Even the best programs can be improved over time.
Such is the case of the Warren County School District's middle level program.
Three prestigious "Schools to Watch" awards later, district officials still see room for growth and improvement in the model, which is highlighted by longer periods in the core subject areas as well as students being placed in teams with the same content area teachers, allowing collaboration and common planning.
Gary Weber, director of curriculum, instruction and assessment, presented an update on the program to the school board's Curriculum, Instruction and Technology Committee on Monday.
He spoke in glowing terms of the model, citing emotional, social and behavioral benefits to the system. "We've been recognized as leaders in the middle school world," he said. "We're very, very proud of that."
But some struggles have still emerged.
The crux of the reform effort appears to be two-fold. One, district writing scores have not improved as originally expected and, two, there has been concern regarding the middle level schedule, which includes 60-minute periods for the four core academic areas and, accordingly, does not align with the high school schedule.
"When we first looked at the middle level philosophy, when we started out, we basically took English and reading and started giving reading to every kid. We did see a dramatic increase in reading (scores)," said Weber.
Writing, instead of being focused in the language arts, was spread throughout all the content areas. Improvement has not been seen there.
"Not having the middle level schedule align with high school has been a problem," he added. "Effective use of teacher time has been an issue... and coverage is difficult (when) periods don't align."
He specifically mentioned "specials teachers," who are "often underutilized based on (the) schedule."
So what does a possible new schedule look like?
Weber outlined a schedule proposal that would result in double blocks, approximately 120 minutes, in language arts and math and a reduction to the traditional 42-minute period for social studies and science.
"One of the things we did this year (was) looking at time utilization of every teacher in the district," he said.
Under the new schedule, that would mean fewer social studies and science teachers would be needed at the middle level to cover the course load. Weber also explained that declining enrollment throughout the district is limiting the number of sections to be offered, as well.
The result could be 10 to 15 social studies and science positions that would no longer be needed under the schedule proposal.

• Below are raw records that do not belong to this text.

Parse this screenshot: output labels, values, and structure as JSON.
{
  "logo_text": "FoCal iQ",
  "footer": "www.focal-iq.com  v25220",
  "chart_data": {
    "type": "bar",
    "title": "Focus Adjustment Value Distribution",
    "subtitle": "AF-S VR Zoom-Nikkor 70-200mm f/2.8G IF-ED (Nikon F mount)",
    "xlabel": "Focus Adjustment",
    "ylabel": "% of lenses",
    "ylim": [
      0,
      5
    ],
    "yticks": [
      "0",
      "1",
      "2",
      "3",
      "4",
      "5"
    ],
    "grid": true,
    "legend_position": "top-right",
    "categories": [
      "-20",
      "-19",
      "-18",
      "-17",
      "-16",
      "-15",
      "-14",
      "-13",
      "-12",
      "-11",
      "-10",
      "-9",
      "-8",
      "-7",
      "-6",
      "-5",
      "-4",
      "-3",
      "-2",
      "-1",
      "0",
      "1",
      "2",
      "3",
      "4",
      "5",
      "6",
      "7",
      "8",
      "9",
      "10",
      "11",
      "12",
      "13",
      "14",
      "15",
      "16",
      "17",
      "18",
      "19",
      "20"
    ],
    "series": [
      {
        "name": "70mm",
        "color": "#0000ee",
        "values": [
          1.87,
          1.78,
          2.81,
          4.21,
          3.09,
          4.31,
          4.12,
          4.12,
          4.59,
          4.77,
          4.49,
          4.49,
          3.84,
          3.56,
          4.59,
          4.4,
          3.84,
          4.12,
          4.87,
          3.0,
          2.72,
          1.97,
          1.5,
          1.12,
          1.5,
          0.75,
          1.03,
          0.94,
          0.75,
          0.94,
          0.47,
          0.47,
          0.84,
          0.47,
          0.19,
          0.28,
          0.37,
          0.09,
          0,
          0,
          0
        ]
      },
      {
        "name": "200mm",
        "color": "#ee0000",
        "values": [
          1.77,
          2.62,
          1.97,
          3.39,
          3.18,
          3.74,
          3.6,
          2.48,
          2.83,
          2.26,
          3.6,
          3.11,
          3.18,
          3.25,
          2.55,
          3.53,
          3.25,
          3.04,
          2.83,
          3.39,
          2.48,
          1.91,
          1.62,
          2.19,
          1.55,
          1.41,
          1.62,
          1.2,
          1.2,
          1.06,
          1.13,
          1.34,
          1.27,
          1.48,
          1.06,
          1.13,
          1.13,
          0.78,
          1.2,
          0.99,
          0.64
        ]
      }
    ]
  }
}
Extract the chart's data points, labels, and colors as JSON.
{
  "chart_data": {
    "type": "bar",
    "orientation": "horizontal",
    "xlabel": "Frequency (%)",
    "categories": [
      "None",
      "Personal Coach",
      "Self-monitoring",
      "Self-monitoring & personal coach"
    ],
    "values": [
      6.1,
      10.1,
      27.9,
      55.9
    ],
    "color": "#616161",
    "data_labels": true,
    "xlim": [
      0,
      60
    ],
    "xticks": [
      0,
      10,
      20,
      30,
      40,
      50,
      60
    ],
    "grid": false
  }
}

Weber said it would "increase class size but increase efficiency in staffing."
A chart presented to the board indicates that in most places enrollment in middle level is significantly below that of the district's elementary class sizes.
Superintendent Dr. William Clark said the "plan is based upon reflection upon the goals... trying to look at numbers to make sure they are equitable.
"Staffing impacts your overall budget immensely," he added. "Staffing numbers are critical. This is the first step to look at this in the middle level."
Weber explained that the schedule proposal would "need one language arts and math per team (and) would go to one social studies and science for both teams."
"You do have options within the schedule on how you utilize staff," he added.
"Would this enable us to go back to teaching writing again?" Board President Arthur Stewart asked.
"Yes. It would give control of writing to language arts teachers," said Weber.
Stewart said the presentation "generates board questions.... (It) has enormous impact on the budget."
He classified the number of teaching positions potentially reduced in this model as a "big-ticket item."
Clark said on Wednesday that it is not an administrative recommendation at this point. The board has scheduled a meeting next Thursday to tackle budgetary issues and Clark said they "will get down in the mud on that a little bit further."